Lo spreco degli uomini, lo spreco di Dio

Quello dello spreco, della eccedenza di produzione alimentare e del conseguente in-utilizzo è uno dei temi con i quali fare i conti se si vuole affrontare in modo serio la questione della fame che ancora colpisce centinaia di milioni di esseri umani. In questi mesi che ci preparavano ad Expo ci siamo ripetuti innumerevoli volte che il pianeta è in grado di produrre cibo ben oltre le necessità dei circa sette miliardi di persone che lo abitano. Quello che ancora l’economia, la politica, la finanza e il mercato non sono riusciti a fare è permettere a tutti di accedervi in modo dignitoso. Con la conseguenza che risorse incalcolabili finiscono nella spazzatura dopo aver avuto bisogno di enormi energie per essere prodotte (in termini di acqua, di terra, di lavoro umano, ...).

A fronte di questo modo di parlare dello spreco, la rivelazione cristiana parla di un Dio paradossalmente “sprecone” nel suo modo di mostrare il suo amore per l’uomo. Bastino alcuni esempi ben conosciuti da riportare alla memoria. Cominciamo con quello che l’evangelista Giovanni chiama il primo “segno” fatto da Gesù a Cana di galilea: si trattò di circa seicento litri di acqua trasformata in vino di ottima qualità, a dire di un Dio che non sopporta che la vita dell’uomo perda la sua dimensione di festa. Ma poi pensiamo all’episodio della moltiplicazione dei pani e dei pesci quando cinque pani divennero cinquemila e ci fu abbondanza e tutti mangiarono a sazietà. Fino allo spreco, al punto che gli avanzi vennero raccolti in dodici ceste. Uno spreco in cui però nulla andò perso, a differenza di come scandalosamente spesso facciamo noi umani. Il messaggio del Vangelo è chiaro: con Gesù si entra in contatto con la sproporzione di Dio che parte dal calore di un pane che deve essere spezzato e non dalla freddezza del denaro che cerca la solitudine dei depositi bancari.

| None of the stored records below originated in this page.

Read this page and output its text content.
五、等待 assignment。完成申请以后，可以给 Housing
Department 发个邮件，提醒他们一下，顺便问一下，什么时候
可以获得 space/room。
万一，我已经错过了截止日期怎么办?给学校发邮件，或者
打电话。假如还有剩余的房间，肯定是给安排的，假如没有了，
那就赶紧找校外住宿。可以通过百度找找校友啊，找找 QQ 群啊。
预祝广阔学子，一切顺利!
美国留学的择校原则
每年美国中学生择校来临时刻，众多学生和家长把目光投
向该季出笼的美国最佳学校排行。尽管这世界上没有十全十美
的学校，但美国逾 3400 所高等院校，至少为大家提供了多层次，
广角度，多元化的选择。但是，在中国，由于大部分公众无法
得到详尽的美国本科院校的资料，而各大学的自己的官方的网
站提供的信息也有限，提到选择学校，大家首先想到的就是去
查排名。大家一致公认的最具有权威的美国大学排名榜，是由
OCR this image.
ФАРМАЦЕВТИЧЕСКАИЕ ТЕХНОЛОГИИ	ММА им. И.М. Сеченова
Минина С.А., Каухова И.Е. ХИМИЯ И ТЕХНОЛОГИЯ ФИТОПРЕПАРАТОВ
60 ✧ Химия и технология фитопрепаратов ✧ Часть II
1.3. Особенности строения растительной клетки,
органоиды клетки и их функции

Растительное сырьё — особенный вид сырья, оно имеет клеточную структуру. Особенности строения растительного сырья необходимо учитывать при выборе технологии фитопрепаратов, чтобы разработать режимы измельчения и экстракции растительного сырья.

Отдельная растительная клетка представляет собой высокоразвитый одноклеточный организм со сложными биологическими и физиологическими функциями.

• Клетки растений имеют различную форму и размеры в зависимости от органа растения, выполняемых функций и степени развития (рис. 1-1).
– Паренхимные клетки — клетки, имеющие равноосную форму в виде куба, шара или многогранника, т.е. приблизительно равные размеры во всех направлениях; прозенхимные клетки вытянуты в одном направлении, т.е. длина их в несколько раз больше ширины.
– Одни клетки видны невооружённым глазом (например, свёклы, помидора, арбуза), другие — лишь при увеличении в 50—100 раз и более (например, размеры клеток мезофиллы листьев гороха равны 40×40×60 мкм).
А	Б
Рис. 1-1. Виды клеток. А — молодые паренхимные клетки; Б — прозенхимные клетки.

In questa logica di uno spreco di Dio, di una esagerazione, di una sconfitta dei calcoli meschini degli uomini, riuscì ad entrarvi una donna, Maria la sorella di Lazzaro, quando nell’imminenza della passione di Gesù fece il gesto un po’ pazzo di versare sui suoi piedi una quantità incredibile di profumo di nardo che valeva un anno di salario di un operaio. Anche quella volta si trattò di uno spreco, ma Gesù difese Maria dalle critiche di Giuda: quella donna aveva intuito che andare dietro a Gesù significa liberarsi da qualsiasi aritmetica e accaparramento egoistico.

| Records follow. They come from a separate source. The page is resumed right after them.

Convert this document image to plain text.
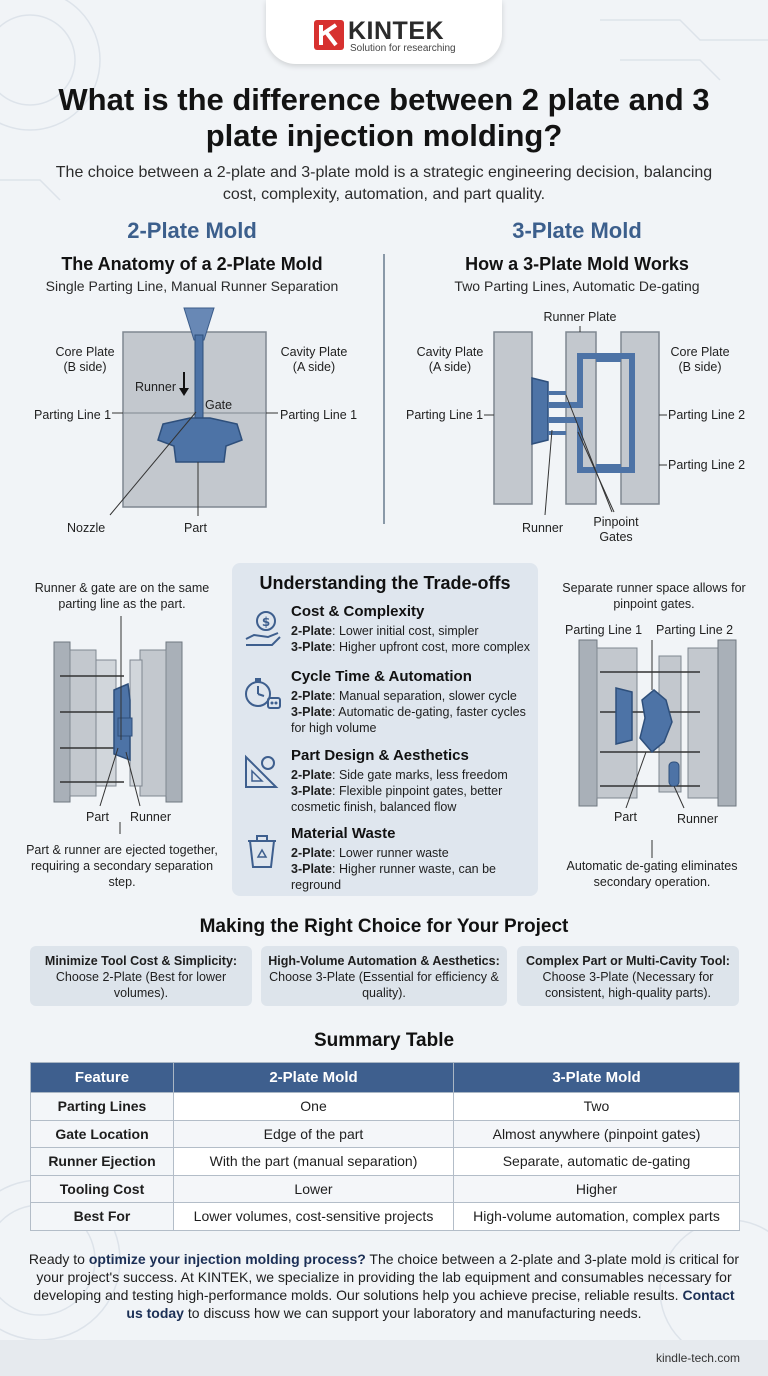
KINTEK
Solution for researching
What is the difference between 2 plate and 3 plate injection molding?
The choice between a 2-plate and 3-plate mold is a strategic engineering decision, balancing cost, complexity, automation, and part quality.
2-Plate Mold	3-Plate Mold
The Anatomy of a 2-Plate Mold
Single Parting Line, Manual Runner Separation
How a 3-Plate Mold Works
Two Parting Lines, Automatic De-gating
Core Plate
(B side)
Cavity Plate
(A side)
Runner
Gate
Parting Line 1	Parting Line 1
Nozzle	Part
Runner Plate
Cavity Plate
(A side)
Core Plate
(B side)
Parting Line 1	Parting Line 2
Parting Line 2
Runner	Pinpoint
Gates
Runner & gate are on the same parting line as the part.
Part Runner
Part & runner are ejected together, requiring a secondary separation step.
Separate runner space allows for pinpoint gates.
Parting Line 1 Parting Line 2
Part	Runner
Automatic de-gating eliminates secondary operation.
Understanding the Trade-offs
$
Cost & Complexity
2-Plate: Lower initial cost, simpler
3-Plate: Higher upfront cost, more complex
Cycle Time & Automation
2-Plate: Manual separation, slower cycle
3-Plate: Automatic de-gating, faster cycles for high volume
Part Design & Aesthetics
2-Plate: Side gate marks, less freedom
3-Plate: Flexible pinpoint gates, better cosmetic finish, balanced flow
Material Waste
2-Plate: Lower runner waste
3-Plate: Higher runner waste, can be reground
Making the Right Choice for Your Project
Minimize Tool Cost & Simplicity:
Choose 2-Plate (Best for lower volumes).
High-Volume Automation & Aesthetics:
Choose 3-Plate (Essential for efficiency & quality).
Complex Part or Multi-Cavity Tool:
Choose 3-Plate (Necessary for consistent, high-quality parts).
Summary Table
Feature	2-Plate Mold	3-Plate Mold
Parting Lines	One	Two
Gate Location	Edge of the part	Almost anywhere (pinpoint gates)
Runner Ejection	With the part (manual separation)	Separate, automatic de-gating
Tooling Cost	Lower	Higher
Best For	Lower volumes, cost-sensitive projects	High-volume automation, complex parts
Ready to optimize your injection molding process? The choice between a 2-plate and 3-plate mold is critical for your project's success. At KINTEK, we specialize in providing the lab equipment and consumables necessary for developing and testing high-performance molds. Our solutions help you achieve precise, reliable results. Contact us today to discuss how we can support your laboratory and manufacturing needs.
kindle-tech.com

Questo ci permette di affermare che una delle caratteristiche della vera carità è la gratuità, l’eccedenza. Mettersi di fronte al crocifisso significa assistere allo spettacolo di un amore talmente sconfinato da apparire incredibile. Ne deriva che il nostro impegno per l’uomo è vero se è gratuito, cioè se è universale, se ci fa stare dalla parte degli ultimi, se non ci fa chiedere nulla in cambio.
Ma parlare di eccedenza dell’amore di Dio per l’uomo significa anche riconoscere che quell’amore va ben oltre i bisogni dell’uomo. Ecco perchè assieme alle “cose”, al “pane”, siamo chiamati al coraggio di saper offrire agli uomini un dono (e una notizia) che va oltre le loro richieste. È guardando Dio che la Chiesa apprende come servire l’uomo.

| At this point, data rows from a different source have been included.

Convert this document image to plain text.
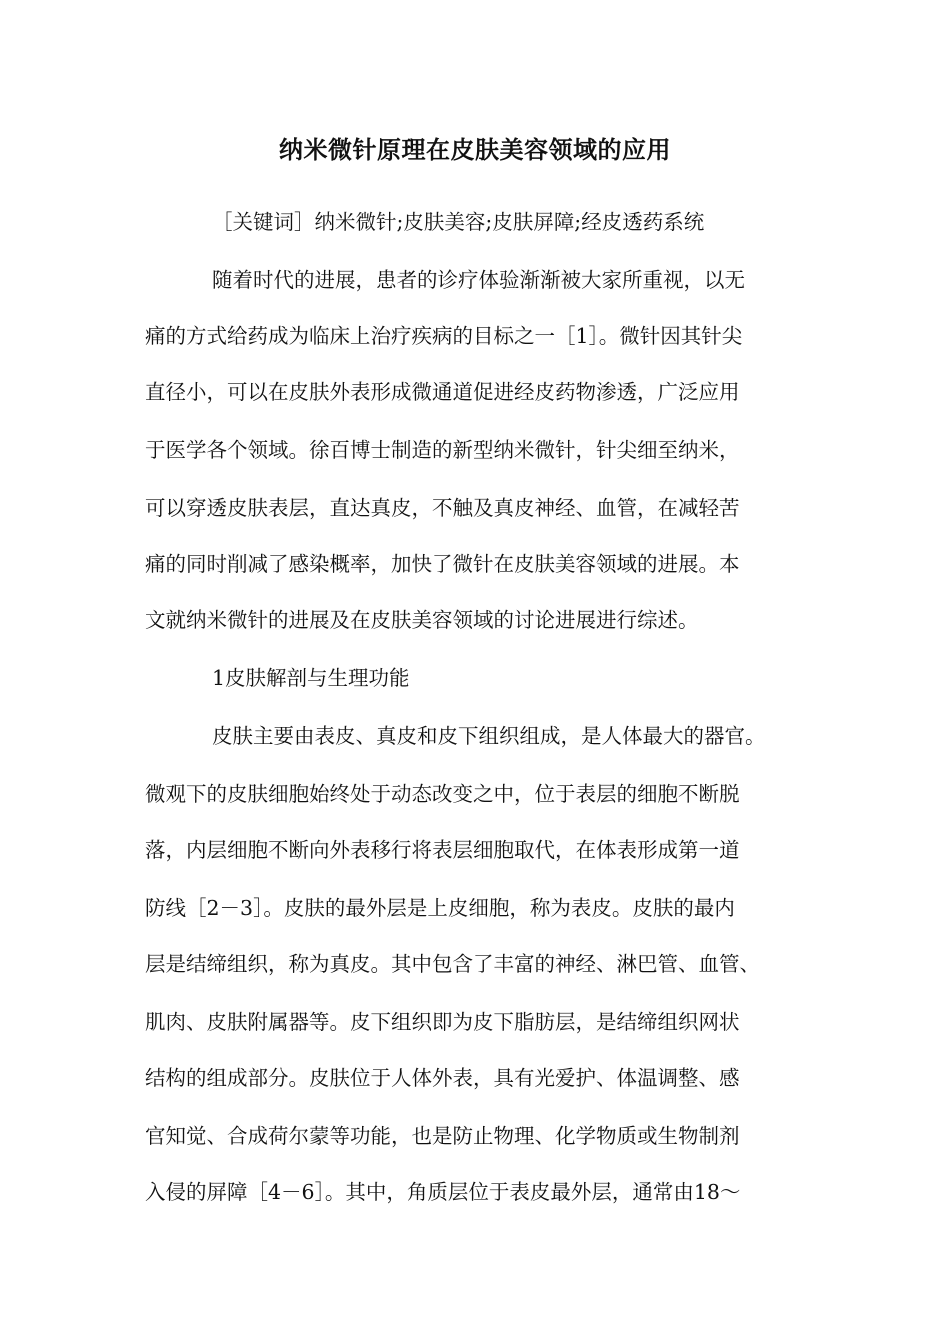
纳米微针原理在皮肤美容领域的应用
［关键词］纳米微针;皮肤美容;皮肤屏障;经皮透药系统
随着时代的进展，患者的诊疗体验渐渐被大家所重视，以无
痛的方式给药成为临床上治疗疾病的目标之一［1］。微针因其针尖
直径小，可以在皮肤外表形成微通道促进经皮药物渗透，广泛应用
于医学各个领域。徐百博士制造的新型纳米微针，针尖细至纳米，
可以穿透皮肤表层，直达真皮，不触及真皮神经、血管，在减轻苦
痛的同时削减了感染概率，加快了微针在皮肤美容领域的进展。本
文就纳米微针的进展及在皮肤美容领域的讨论进展进行综述。
1皮肤解剖与生理功能
皮肤主要由表皮、真皮和皮下组织组成，是人体最大的器官。
微观下的皮肤细胞始终处于动态改变之中，位于表层的细胞不断脱
落，内层细胞不断向外表移行将表层细胞取代，在体表形成第一道
防线［2－3］。皮肤的最外层是上皮细胞，称为表皮。皮肤的最内
层是结缔组织，称为真皮。其中包含了丰富的神经、淋巴管、血管、
肌肉、皮肤附属器等。皮下组织即为皮下脂肪层，是结缔组织网状
结构的组成部分。皮肤位于人体外表，具有光爱护、体温调整、感
官知觉、合成荷尔蒙等功能，也是防止物理、化学物质或生物制剂
入侵的屏障［4－6］。其中，角质层位于表皮最外层，通常由18～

Concludo con il racconto di un’ultima esagerazione, di un ultimo spreco da parte di Dio. Se ne fa interprete il profeta Isaia quando descrive il destino ultimo dell’uomo come un grande banchetto che Dio preparerà al termine dei giorni (v. cap. 25), fatto “di grasse vivande, un banchetto di vini eccellenti, di cibi succulenti, di vini raffinati”. Isaia parla di un banchetto ma allude a ben altro. Infatti  il Signore “eliminerà la morte per sempre. Il Signore Dio asciugherà le lacrime su ogni volto”. È bello pensare a un Dio-cuoco raffigurato da Gesù risorto forse nella sua ultima apparizione ai discepoli (v. Gv 21) quando li incontra all’alba sulle sponde del lago di Tiberiade e prepara per loro una colazione di pane e pesce abbrustolito. Poca roba rispetto alla profezia di Isaia, certo. Ma il fatto che sia il risorto a cucinarli annuncia che fornelli e pentole sono già all’opera.